A type of set used in convergence in measure theory

This is not a specific problem, but a general question. Often when we're showing convergence of functions (particularly pointwise) or even of sets in certain cases, a set of the following form appears: $$\bigcap_{N \in \mathbb{N}} \bigcup_{n \geq N} E_{n}$$ Often we will encounter situations where we want to show that something goes "wrong" on a set of this form, or a set of this form is measurable (which is obviously true if $$E_{n}$$ are measurable); I have a general question about a set of this form.

In what contexts does this show up? In my understanding, something is in this set if it "happens" infinitely often. This is a slightly probabilistic interpretation, but if some property holds for infinitely many sets, then something like this shows up. Is that a correct interpretation? I'd appreciate some elaboration.

Example: If we have a sequence of functions $$\{f_{n}\}$$, where each $$f_{n}$$ is supported on a measurable set $$E_{n}$$, then

$$\bigcap_{N} \bigcup_{n \geq N} E_{n}$$

is precisely the set of points where the sequence $$f_{n}$$ is not eventually $$0$$. Thus, points $$x$$ at which arbitrarily many $$f_{n}$$ are non-zero (points in infinitely many supports $$E_{n}$$). Is this correct?
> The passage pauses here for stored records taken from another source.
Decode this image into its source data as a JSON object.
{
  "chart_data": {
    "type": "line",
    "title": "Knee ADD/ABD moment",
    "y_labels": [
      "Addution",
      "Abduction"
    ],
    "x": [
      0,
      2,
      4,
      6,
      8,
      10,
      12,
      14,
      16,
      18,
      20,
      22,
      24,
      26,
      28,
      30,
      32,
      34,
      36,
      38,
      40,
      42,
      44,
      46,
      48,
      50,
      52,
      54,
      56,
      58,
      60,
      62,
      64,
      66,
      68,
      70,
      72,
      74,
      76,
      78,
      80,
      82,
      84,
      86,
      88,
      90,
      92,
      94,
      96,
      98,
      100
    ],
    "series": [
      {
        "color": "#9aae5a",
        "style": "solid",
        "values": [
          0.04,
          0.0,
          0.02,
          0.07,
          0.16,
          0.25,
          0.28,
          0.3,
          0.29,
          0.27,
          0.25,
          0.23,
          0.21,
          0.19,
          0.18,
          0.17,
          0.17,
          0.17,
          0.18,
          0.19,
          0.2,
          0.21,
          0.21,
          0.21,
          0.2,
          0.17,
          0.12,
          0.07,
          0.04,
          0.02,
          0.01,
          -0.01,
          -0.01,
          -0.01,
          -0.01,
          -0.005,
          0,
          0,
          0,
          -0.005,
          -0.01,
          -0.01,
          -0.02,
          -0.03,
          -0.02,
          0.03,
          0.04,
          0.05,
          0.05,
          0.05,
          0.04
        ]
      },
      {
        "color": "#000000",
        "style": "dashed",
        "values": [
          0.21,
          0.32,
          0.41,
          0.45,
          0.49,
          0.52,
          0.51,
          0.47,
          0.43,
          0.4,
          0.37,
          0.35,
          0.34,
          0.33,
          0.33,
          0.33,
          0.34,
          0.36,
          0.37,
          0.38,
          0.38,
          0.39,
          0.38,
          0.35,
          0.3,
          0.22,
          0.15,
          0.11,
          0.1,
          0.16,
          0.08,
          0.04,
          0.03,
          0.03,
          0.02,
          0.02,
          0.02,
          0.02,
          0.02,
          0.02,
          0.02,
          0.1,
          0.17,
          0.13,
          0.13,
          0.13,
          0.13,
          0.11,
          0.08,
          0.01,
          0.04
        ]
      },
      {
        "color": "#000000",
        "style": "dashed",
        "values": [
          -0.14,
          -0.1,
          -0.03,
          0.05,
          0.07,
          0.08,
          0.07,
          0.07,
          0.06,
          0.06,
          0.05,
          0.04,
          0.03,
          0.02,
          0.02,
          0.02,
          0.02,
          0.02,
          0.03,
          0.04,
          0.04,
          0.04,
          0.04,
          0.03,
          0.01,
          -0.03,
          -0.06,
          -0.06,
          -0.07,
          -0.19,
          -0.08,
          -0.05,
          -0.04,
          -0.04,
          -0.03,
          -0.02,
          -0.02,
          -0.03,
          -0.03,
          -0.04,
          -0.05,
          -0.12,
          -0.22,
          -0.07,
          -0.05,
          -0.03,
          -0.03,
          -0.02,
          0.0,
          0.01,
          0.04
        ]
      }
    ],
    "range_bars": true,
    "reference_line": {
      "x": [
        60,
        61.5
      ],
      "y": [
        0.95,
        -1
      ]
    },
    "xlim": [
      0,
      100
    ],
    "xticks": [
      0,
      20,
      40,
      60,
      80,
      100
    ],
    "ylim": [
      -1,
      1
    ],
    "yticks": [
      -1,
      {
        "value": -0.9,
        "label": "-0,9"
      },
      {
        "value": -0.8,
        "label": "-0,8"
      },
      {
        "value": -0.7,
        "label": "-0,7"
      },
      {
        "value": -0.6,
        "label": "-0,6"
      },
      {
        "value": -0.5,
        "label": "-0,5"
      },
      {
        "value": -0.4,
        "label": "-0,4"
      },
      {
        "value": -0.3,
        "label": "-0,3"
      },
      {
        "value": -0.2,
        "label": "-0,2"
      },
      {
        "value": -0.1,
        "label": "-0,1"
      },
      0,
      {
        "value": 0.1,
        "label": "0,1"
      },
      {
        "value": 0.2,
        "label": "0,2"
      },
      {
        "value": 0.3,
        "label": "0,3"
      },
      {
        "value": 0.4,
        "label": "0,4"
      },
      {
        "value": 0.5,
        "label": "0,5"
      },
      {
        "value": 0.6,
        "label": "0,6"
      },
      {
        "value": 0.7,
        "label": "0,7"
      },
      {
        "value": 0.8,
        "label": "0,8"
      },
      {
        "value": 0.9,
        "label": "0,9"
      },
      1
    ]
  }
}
What you've written is called $$\limsup E_n$$ and $$x \in \limsup E_n$$ iff $$x \in E_n$$ for infinitely many $$n$$. This understanding already shows your example is correct.
There is a similar notion that $$\liminf E_n = \bigcup_{j \geq 1} \bigcap_{n \geq j} E_n$$. $$x \in \liminf E_n$$ iff there is an $$N$$ such that $$x \in E_n$$ whenever $$n \geq N$$ (i.e. "$$x \in E_n$$ eventually").
These sets occur naturally when considering convergence as you noted. In fact, $$\liminf E_n$$ is defined to capture definitions like that of convergence which require some behaviour to occur "eventually". Then $$\limsup E_n$$ is just the complement of $$\liminf E_n$$.
For example, in the case of convergence we require that for fixed $$\varepsilon > 0$$, your sequence lies within distance $$\varepsilon$$ of the limit "eventually". More precisely, if $$E_n^\varepsilon = \{x: |f_n(x) - f(x)| < \varepsilon\}$$ then $$\liminf E_n^\varepsilon = \{x: \exists N \text{ such that } \forall n \geq N, |f_n(x) - f(x)| < \varepsilon\}$$ so that we can write $$\{x: f_n(x) \to f(x)\} = \bigcap_{k \geq 1} \liminf E_n^{k^{-1}}.$$
Conversely, if we want to find $$x$$ such that $$f_n(x) \not \to f(x)$$ then there is an $$\varepsilon > 0$$ such that $$|f_n(x) - f(x)| > \varepsilon$$ infinitely often which is the same as saying $$x \in \limsup (E_n^\varepsilon)^c$$. Hence we can write $$\{x: f_n(x) \not \to f(x)\} = \bigcup_{k \geq 1} \limsup (E_n^{k^{-1}})^c.$$